Fig. 7: The origin of neocytolysis.

a The organism responds to lower oxygen availability at high altitudes by increasing the concentration of EPO. Within our paradigm, this would lengthen the lifespan of circulating RBCs (1), reducing their rate of destruction and contributing to increase the number of cells in the blood. New RBCs formed in these conditions would also exhibit longer predefined lifespans (2). b Returning to sea level would entail a drop in the concentration of EPO. According to our model, this would reduce RBC lifespan (3 and 4) and cause the formation of short-lived RBCs (5).
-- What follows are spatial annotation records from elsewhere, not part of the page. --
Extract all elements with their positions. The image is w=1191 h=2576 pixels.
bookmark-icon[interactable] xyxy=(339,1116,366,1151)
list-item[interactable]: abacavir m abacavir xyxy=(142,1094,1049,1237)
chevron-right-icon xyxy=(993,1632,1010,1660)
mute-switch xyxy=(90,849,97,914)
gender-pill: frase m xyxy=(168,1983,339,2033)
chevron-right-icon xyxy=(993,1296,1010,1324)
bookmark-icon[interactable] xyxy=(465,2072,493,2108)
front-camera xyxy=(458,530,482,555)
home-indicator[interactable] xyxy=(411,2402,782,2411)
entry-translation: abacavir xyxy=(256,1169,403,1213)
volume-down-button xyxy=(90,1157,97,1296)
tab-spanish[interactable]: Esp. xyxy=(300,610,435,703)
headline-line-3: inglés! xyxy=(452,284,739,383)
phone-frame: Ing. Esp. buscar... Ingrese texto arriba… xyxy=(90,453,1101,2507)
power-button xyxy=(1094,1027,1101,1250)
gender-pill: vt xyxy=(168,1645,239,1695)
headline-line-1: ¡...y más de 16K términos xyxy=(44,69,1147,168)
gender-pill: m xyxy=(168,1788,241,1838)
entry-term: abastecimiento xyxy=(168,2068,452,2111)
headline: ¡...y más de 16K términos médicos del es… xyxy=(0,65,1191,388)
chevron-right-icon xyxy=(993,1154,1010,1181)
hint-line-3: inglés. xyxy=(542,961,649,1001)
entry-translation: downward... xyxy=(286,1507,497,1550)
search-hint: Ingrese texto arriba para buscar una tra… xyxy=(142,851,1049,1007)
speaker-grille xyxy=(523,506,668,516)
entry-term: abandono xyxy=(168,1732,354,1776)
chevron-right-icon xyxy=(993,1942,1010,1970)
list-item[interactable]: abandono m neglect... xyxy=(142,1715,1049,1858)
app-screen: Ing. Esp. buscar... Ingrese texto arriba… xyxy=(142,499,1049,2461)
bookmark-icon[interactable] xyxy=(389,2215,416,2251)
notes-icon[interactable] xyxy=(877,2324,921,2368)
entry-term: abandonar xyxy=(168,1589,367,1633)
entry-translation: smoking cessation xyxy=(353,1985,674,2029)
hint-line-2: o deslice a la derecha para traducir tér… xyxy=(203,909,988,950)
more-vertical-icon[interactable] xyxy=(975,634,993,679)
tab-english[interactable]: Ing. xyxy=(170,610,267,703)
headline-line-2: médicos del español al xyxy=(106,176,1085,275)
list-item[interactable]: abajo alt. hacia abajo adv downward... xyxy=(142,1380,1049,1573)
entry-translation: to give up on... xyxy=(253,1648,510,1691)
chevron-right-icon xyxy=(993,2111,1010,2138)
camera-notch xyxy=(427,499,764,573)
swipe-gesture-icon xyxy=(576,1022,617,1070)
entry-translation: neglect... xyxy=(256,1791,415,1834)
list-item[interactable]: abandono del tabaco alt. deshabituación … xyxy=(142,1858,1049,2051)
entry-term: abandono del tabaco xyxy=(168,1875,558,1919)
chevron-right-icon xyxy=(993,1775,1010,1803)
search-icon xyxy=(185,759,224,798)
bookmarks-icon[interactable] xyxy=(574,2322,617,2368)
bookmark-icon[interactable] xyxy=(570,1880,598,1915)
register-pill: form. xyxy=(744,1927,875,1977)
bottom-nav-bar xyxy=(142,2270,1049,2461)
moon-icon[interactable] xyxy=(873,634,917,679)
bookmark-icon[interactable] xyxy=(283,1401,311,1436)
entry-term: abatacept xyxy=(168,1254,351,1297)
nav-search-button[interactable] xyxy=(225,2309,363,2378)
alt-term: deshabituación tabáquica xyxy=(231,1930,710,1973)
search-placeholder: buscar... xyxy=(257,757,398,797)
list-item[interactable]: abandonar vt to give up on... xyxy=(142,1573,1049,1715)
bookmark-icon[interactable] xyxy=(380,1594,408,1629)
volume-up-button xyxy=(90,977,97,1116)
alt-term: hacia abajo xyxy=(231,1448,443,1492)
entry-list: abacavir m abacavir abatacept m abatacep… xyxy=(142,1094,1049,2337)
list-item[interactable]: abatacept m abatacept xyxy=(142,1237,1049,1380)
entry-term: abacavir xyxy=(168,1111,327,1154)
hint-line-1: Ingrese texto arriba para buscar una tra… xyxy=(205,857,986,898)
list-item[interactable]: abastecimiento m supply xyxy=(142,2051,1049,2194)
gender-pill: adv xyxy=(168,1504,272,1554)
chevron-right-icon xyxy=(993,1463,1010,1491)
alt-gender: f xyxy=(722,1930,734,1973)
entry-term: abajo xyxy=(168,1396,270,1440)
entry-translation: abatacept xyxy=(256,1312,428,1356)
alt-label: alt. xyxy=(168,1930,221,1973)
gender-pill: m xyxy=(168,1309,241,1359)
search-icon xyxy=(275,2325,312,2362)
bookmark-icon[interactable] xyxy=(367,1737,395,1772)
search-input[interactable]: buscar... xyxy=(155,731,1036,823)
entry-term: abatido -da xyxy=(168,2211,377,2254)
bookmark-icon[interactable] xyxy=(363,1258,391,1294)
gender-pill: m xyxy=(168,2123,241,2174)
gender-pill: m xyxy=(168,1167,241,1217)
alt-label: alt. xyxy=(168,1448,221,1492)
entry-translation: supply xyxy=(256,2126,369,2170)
Therefore, cohorts of RBCs that differ in their expected lifespan would coexist in the blood. c A sharp decrease in EPO levels could cause the destruction of RBCs through the immune phagocytosis, triggering an anti-RBC response, which would further reduce the lifespan of circulating cells. d The reduction in lifespan caused by the return to normal oxygen levels entails the instantaneous destruction of RBCs that have reached a critical age. This age threshold is not absolute but relative to each cohort of RBCs depending on their expected lifespan. Short-lived die when their expected lifespan falls from L₁ to \({L}_{1}^{{\prime} }\) (1) whereas long-lived RBCs of the same age continue to circulate in the blood (2).